How Lubrication Strategies Affect Changeover Time
Excerpt from the article in the September 2012 issue of Stamping Journal by Troy Turnbull
To survive, a person’s body relies on getting fluids to the right places at the right time, and the same goes for the stamping process and die lubrication. When should the lube turn on, and for how long? Does the process require flooding, split-second lubrication, or minimal lubrication? The list of variables goes on, and if a technician overlooks any one of them, he may produce rejected parts, damage tools, and cause lost production time.

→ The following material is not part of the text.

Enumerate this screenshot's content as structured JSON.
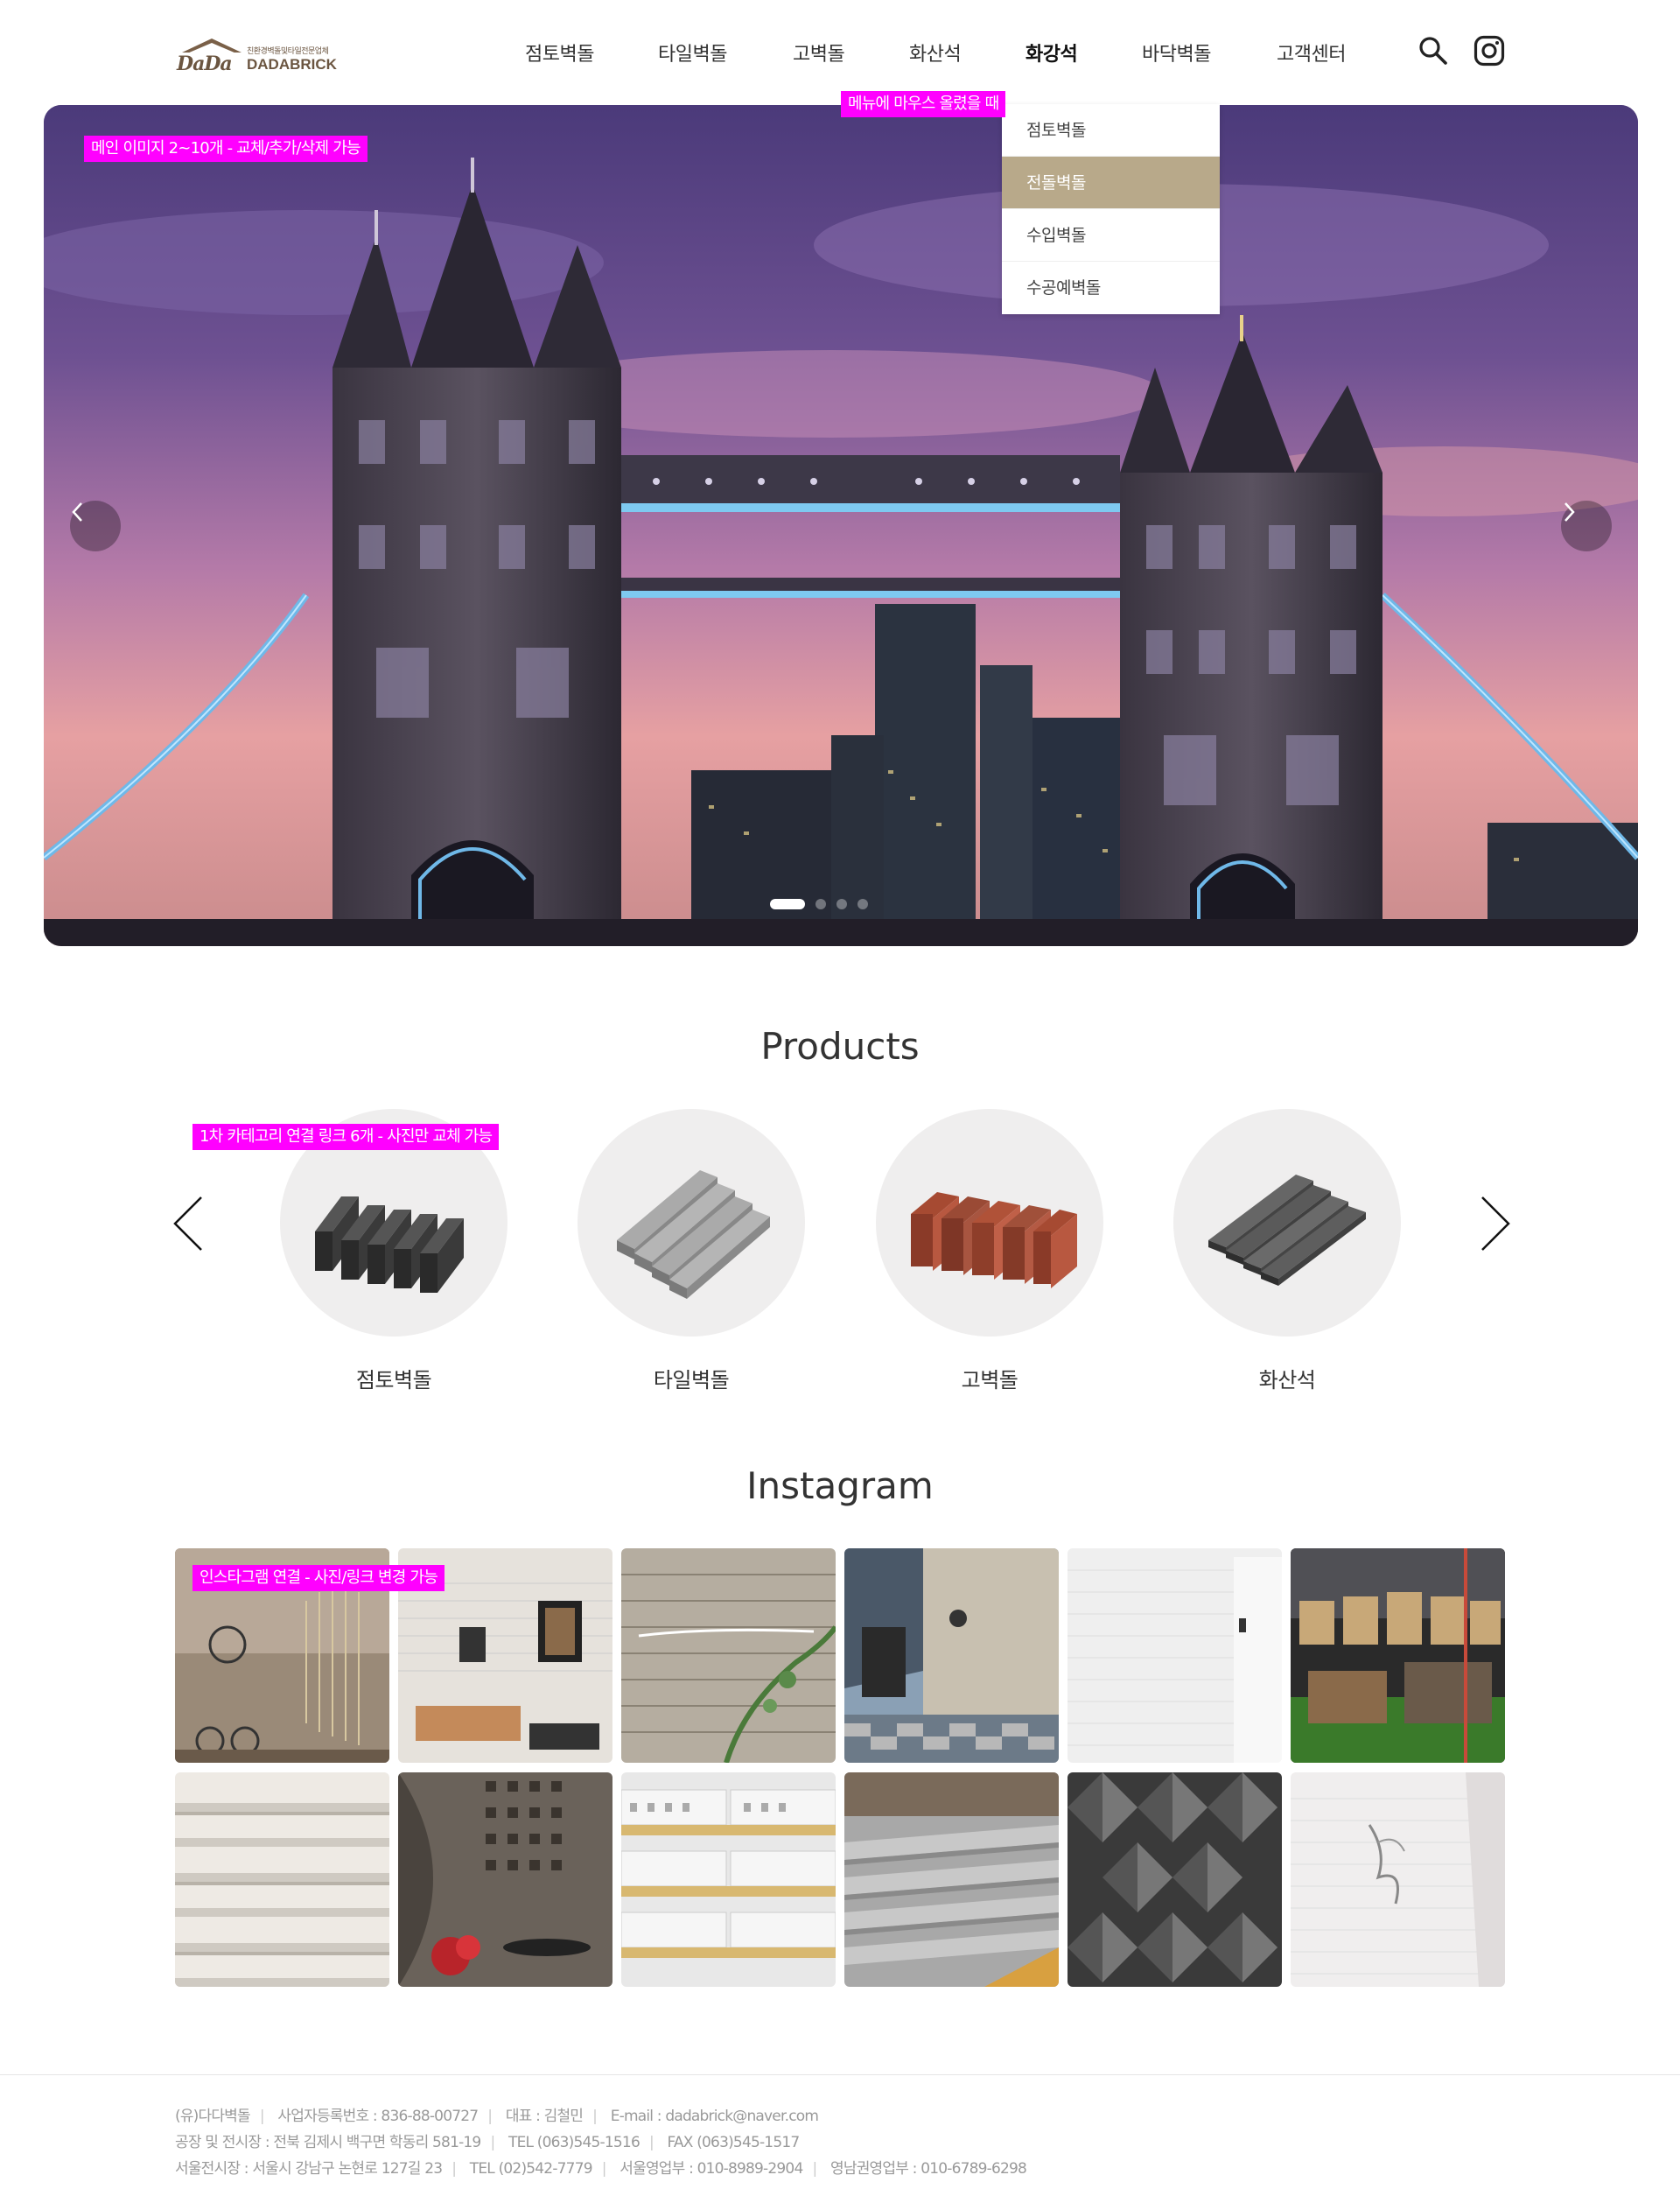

Stamping requires a system to distribute the die lubricant mixture accurately, thoroughly, and economically with the proper pressure and volume to supply fluid consistently to each spray nozzle. Stampers must ensure nozzles are positioned properly and the lubricant mixture mixed correctly, with proportions tailored for the application. Finally, stampers can find ways to optimize changeover to reduce setup time and, just as important, the possibility for press setup error.
Die Lubricant Selection
When running a takeover tool or a new product, shops should always discuss process requirements with their die lubricant supplier. In a job shop, every takeover tool might have specific customer requirements when it comes to lubricant application. Automotive companies, for instance, have specific, approved fluids for their tools and those are the only fluids operators can run for those jobs.

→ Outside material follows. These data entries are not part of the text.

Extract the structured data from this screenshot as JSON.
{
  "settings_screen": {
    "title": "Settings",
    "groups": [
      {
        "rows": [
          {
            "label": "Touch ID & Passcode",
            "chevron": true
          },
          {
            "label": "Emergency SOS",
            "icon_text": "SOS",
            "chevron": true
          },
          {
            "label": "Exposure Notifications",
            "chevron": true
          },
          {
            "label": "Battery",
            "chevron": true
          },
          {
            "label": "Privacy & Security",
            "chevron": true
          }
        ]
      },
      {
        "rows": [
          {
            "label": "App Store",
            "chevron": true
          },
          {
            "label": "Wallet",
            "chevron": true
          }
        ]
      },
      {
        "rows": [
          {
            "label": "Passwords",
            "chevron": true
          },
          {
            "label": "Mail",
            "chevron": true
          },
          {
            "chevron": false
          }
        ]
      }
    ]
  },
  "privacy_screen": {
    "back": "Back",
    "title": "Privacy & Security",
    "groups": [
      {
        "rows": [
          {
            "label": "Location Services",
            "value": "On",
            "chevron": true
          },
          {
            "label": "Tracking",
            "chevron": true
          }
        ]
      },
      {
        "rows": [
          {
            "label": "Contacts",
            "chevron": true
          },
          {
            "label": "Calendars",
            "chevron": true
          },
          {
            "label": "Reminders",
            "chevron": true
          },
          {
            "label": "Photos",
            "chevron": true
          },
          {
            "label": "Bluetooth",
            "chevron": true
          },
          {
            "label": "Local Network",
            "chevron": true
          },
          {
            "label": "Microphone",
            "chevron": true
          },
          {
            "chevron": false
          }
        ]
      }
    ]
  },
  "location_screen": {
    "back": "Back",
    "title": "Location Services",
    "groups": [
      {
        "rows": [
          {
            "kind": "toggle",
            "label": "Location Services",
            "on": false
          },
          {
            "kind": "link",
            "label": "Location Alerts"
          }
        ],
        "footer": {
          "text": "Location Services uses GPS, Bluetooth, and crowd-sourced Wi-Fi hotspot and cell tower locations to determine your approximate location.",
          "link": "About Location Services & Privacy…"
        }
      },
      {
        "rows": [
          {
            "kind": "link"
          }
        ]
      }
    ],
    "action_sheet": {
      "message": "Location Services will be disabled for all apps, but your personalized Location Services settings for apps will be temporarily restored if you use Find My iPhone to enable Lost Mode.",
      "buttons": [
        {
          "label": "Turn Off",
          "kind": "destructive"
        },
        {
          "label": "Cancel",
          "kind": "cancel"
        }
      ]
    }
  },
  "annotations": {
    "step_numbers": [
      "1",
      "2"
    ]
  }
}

This becomes especially critical when stamping parts that will be painted or plated. Certain lubricants cause extreme problems during plating or painting, so in these cases, parts washing needs to be considered in the per-piece price. Certain equipment may not be able to spray or roll-coat in an area needed for the application or mix the lubricant to the proper dilution ratio. A die lubricant supplier should be well-versed on the metallurgical forming characteristics as well as the painting and plating of the required metal.
Multiple-metal lubricants can be a worthy investment for operations with frequent changeovers. In some cases, the same lubricant can be applied to hot-roll, cold-roll, and even high-strength steels, just at different dilution ratios. Of course, other job-specific lubricant variables—like fluid pressure, application method, and lubricating locations—still apply.

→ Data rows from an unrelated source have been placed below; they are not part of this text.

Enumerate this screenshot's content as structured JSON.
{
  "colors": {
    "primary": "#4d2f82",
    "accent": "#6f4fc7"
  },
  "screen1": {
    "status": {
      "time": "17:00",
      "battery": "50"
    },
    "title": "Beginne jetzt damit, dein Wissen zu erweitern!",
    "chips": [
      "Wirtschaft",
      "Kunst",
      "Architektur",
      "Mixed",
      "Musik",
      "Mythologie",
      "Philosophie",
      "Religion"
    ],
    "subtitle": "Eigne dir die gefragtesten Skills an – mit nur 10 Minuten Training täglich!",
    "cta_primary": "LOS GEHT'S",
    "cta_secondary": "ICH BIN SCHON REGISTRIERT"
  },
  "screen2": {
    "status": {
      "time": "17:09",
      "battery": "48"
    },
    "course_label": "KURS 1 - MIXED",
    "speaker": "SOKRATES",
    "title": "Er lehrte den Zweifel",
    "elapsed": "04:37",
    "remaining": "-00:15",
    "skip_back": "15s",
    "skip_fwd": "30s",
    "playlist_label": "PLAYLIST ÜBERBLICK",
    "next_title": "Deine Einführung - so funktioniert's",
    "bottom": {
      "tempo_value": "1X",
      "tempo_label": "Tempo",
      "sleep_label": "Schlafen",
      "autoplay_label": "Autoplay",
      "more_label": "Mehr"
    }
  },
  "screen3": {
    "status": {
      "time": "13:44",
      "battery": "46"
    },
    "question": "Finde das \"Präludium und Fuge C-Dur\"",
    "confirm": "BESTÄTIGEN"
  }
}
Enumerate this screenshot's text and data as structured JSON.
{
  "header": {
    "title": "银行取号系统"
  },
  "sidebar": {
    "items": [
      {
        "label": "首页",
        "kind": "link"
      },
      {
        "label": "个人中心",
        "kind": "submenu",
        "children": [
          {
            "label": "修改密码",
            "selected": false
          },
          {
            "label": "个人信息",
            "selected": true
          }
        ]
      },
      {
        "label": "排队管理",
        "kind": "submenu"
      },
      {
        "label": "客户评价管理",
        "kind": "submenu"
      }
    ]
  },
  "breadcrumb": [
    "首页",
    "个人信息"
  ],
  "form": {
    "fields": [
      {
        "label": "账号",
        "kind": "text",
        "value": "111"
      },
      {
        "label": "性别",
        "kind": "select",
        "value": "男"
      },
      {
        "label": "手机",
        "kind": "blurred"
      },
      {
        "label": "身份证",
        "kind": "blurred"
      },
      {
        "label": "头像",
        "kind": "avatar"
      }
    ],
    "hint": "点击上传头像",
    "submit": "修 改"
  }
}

The Art of Dilution Ratios
All lubricants are not created equal, which is why stampers should never use generic or homegrown lubrication concentration charts. Each lubricant has a specific viscosity and level of solids. Even at identical concentrations, two different lubrication grades will produce different results on a refractometer. That’s why, to establish proper concentration levels, setup personnel must use the concentration chart supplied by the die lubricant supplier.
Some steels may run better than others with a certain lubrication product, which is why establishing the proper dilution ratio is so important. The supplier’s concentration chart is the right starting point, but some design of experiments (DOE) may be required, depending on the application.
Some lubricants may cause staining or a white chalk film, which might not be acceptable. Different material stock of the same thickness may have different forming, blanking, or fineblanking characteristics. Die age and wear can play a role here too. In many cases, determining the precise dilution ratio becomes more of an art than a science.
Basic QDC Considerations
Lean manufacturing has become a major focus of so many modern stamping businesses. Many companies must maintain process controls for short- to medium-volume production jobs. And even with fully documented process datasheets completed and available, stampers can overlook certain process variables. These can include many variables in quick die changeover (QDC), such as lubrication.
If the next job on a press requires a different die lubricant, a stamper should purge the nozzles’ spray lines with air, water, or a cleaner. This becomes especially critical when an operation has in-die lubrication points buried in the die steel. If technicians don’t purge spray lines adequately, this may cause clogs and, ultimately, several hours of downtime.
A shop can install simple equipment that will purge the lubrication system automatically before the die changeover. Installers can wire such equipment directly to the press controls, and time it so that it purges when the press is down for a certain period. Or, personnel can activate the system with a selector switch to clean the spray lines before they remove the die from the press.
Straight oil and water don’t mix. So what if an operation requires a change between a water-based and straight-oil lubricant? The oil will float to the top, and the leftover water-base lubricant remains at the bottom of the tank. As the stamping operation starts, the system draws the water-based lubricant from the bottom of the tank, and not the straight oil the application requires. This is why it’s ideal to have separate holding reservoirs for different die lubricants and mixture ratios (see Figure 1). This helps eliminate the possibility of incompatible die lubricants contaminating each other and plugging the spray system.
Once the die lubricant is changed over, technicians should check the lubricant concentration before each production run to ensure they have the proper dilution. They can use a refractometer or a moisture analyzer machine that determines the percentage of solids in a lubricant. And again, they must compare the reading with the chart supplied by their lubricant supplier.